Moreover, automated cell counters offer the precision required to detect subtle changes in cell populations. This is crucial in fields like cancer research, where understanding the behavior of cancer cells can lead to the development of more effective treatments.

Clinical Diagnostics

The impact of automated cell counters extends beyond the research laboratory and into clinical diagnostics. In medical laboratories, these devices play a critical role in routine blood tests, infectious disease diagnostics, and monitoring patient health during treatment.

For example, in a routine complete blood count (CBC), automated cell counters can quickly provide a detailed analysis of different blood cell types. This information is vital for diagnosing conditions such as anemia, infections, and blood cancers. The speed and accuracy of automated counters mean that patients can receive diagnoses and begin treatment more swiftly.

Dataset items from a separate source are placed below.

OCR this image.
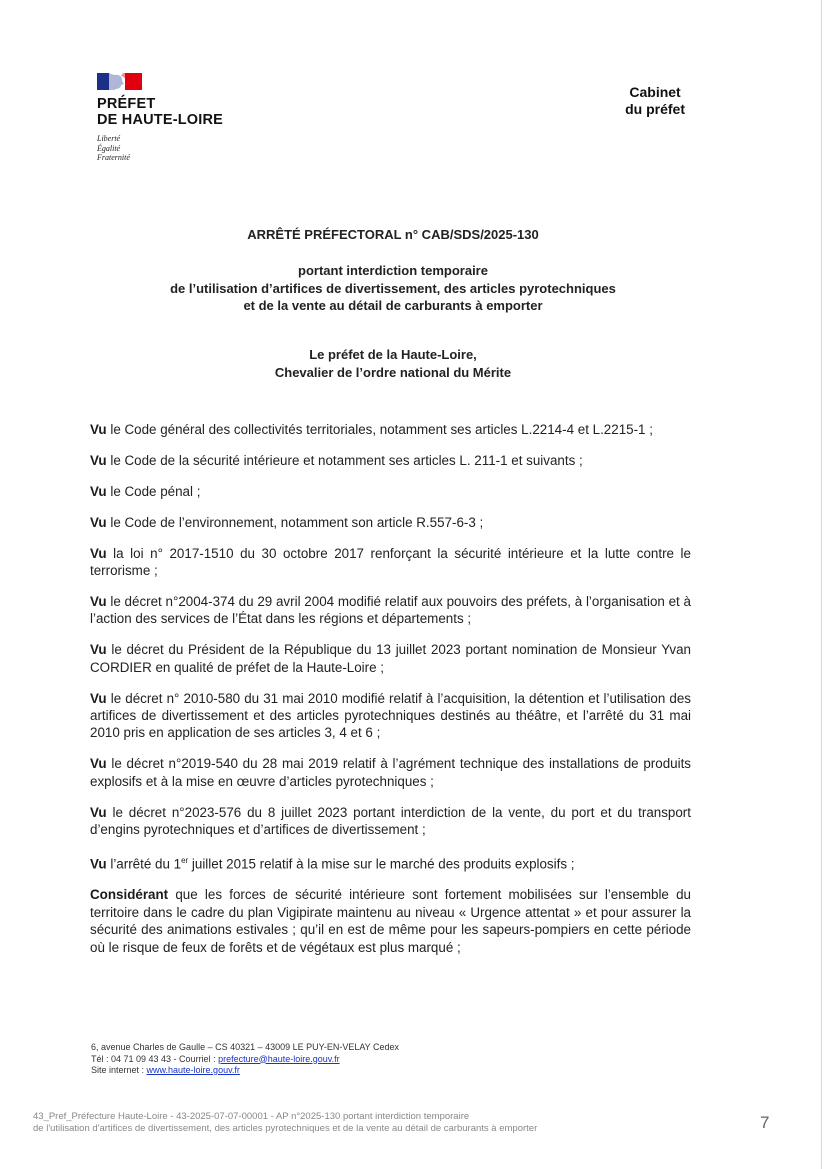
PRÉFET
DE HAUTE-LOIRE
Liberté
Égalité
Fraternité
Cabinet
du préfet
ARRÊTÉ PRÉFECTORAL n° CAB/SDS/2025-130
portant interdiction temporaire
de l’utilisation d’artifices de divertissement, des articles pyrotechniques
et de la vente au détail de carburants à emporter
Le préfet de la Haute-Loire,
Chevalier de l’ordre national du Mérite

Vu le Code général des collectivités territoriales, notamment ses articles L.2214-4 et L.2215-1 ;

Vu le Code de la sécurité intérieure et notamment ses articles L. 211-1 et suivants ;

Vu le Code pénal ;

Vu le Code de l’environnement, notamment son article R.557-6-3 ;

Vu la loi n° 2017-1510 du 30 octobre 2017 renforçant la sécurité intérieure et la lutte contre le terrorisme ;

Vu le décret n°2004-374 du 29 avril 2004 modifié relatif aux pouvoirs des préfets, à l’organisation et à l’action des services de l’État dans les régions et départements ;

Vu le décret du Président de la République du 13 juillet 2023 portant nomination de Monsieur Yvan CORDIER en qualité de préfet de la Haute-Loire ;

Vu le décret n° 2010-580 du 31 mai 2010 modifié relatif à l’acquisition, la détention et l’utilisation des artifices de divertissement et des articles pyrotechniques destinés au théâtre, et l’arrêté du 31 mai 2010 pris en application de ses articles 3, 4 et 6 ;

Vu le décret n°2019-540 du 28 mai 2019 relatif à l’agrément technique des installations de produits explosifs et à la mise en œuvre d’articles pyrotechniques ;

Vu le décret n°2023-576 du 8 juillet 2023 portant interdiction de la vente, du port et du transport d’engins pyrotechniques et d’artifices de divertissement ;

Vu l’arrêté du 1er juillet 2015 relatif à la mise sur le marché des produits explosifs ;

Considérant que les forces de sécurité intérieure sont fortement mobilisées sur l’ensemble du territoire dans le cadre du plan Vigipirate maintenu au niveau « Urgence attentat » et pour assurer la sécurité des animations estivales ; qu’il en est de même pour les sapeurs-pompiers en cette période où le risque de feux de forêts et de végétaux est plus marqué ;

6, avenue Charles de Gaulle – CS 40321 – 43009 LE PUY-EN-VELAY Cedex
Tél : 04 71 09 43 43 - Courriel : prefecture@haute-loire.gouv.fr
Site internet : www.haute-loire.gouv.fr
43_Pref_Préfecture Haute-Loire - 43-2025-07-07-00001 - AP n°2025-130 portant interdiction temporaire
de l'utilisation d'artifices de divertissement, des articles pyrotechniques et de la vente au détail de carburants à emporter	7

In the context of infectious diseases, automated counters can detect and quantify specific pathogens or immune cells, helping to diagnose infections quickly and accurately. During the COVID-19 pandemic, automated cell counting technologies were instrumental in monitoring virus spread and patients’ immune responses, showcasing their value in crisis situations.

Challenges and Future Directions

The initial cost of these devices can be high, and their operation requires specific technical expertise. Additionally, different types of cells and conditions may require customized counting protocols, necessitating ongoing adjustments and updates to software algorithms.

Looking ahead, ongoing advancements in technology promise to further enhance the capabilities of automated cell counters. The global cell counting market growth is anticipated at a CAGR of 7.5% by 2032. Innovations in imaging technology, artificial intelligence, and machine learning are expected to improve accuracy, speed, and the ability to analyze more complex cell characteristics. As these technologies evolve, automated cell counters will become even more integral to research and diagnostics, opening new avenues for scientific discovery and patient care.